I would like to make my own tail bag for Montana so I can do an experiment (between wrapping a tail in vet wrap and having a tail in a tail bag)

I had a braid in tail bag, but I broke so I threw it out and I really dont want to spend the money to get another tail bag. (My local tack shop is quite expensive and even though I've seen them on the internet for like $3, you still have to pay shipping which makes it more expensive)

I've heard of people using tube socks, but I have no idea how that work would or even what type of sock would work best.

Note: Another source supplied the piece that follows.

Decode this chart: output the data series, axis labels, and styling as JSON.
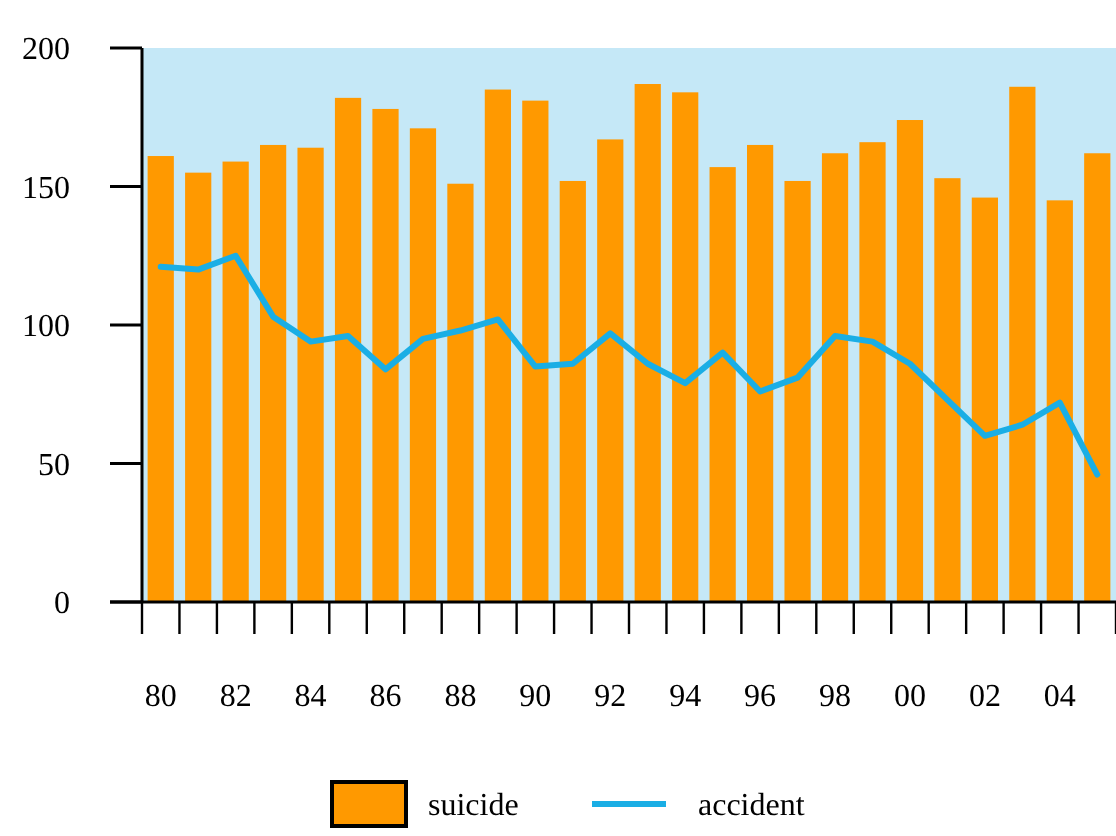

Any helpful tips or ideas are appreciated!


----------



## toosleepy (Jan 14, 2009)

i use tube socks, cut the sock down the center from the top so you have 2 peices. then i put the tail in teh sock by turning the sock inside out, fold the tail over on itself and grab the bottom of the tail with your hand in the sock, hold the bottom and pull the sock up. it ends up being right side out. slip one of the sock peices through the braid and then knot it with the other peice of sock. i've done it this way for years and had great results


----------



## appylover31803 (Sep 18, 2007)

so you cut it so the sock opens up? (i'm trying to visualize it and i'm not getting it)

And you braid the tail and put in in the sock?

Any type of sock that held up better/protected the tail better?


----------



## mls (Nov 28, 2006)

Make four snips in the top of the sock. You will have four tabs to tie together.

You can wash or toss the tube sock after you use it. MUCH less $ than buying a tail bag!


----------



## toosleepy (Jan 14, 2009)

i only do one cut, so you have 2 peices, alot easier to tie. hold the sock so the open end is towards you and cut down the center of the elastic part till you almost come to the reg sock material. this way you'll have 2 tabs to tie with.


----------



## appylover31803 (Sep 18, 2007)

ahh ok! I understand now!

I'll definitely try it out, most likely tomorrow.


----------



## IrishRider (Aug 7, 2008)

I have used this method before and it works very well.


----------



## sorelhorse (Feb 16, 2009)

i have been making tailbags, i actually have a pattern for them, and they are easy to make!
use stretchy material!!!


----------



## appylover31803 (Sep 18, 2007)

I would love to make my own, but I dont have a sewing machine (or the space to do it, but that's another story) and using a needle and thread would just take way to long.


----------



## bgood400 (Nov 10, 2008)

socks work very well! =]


----------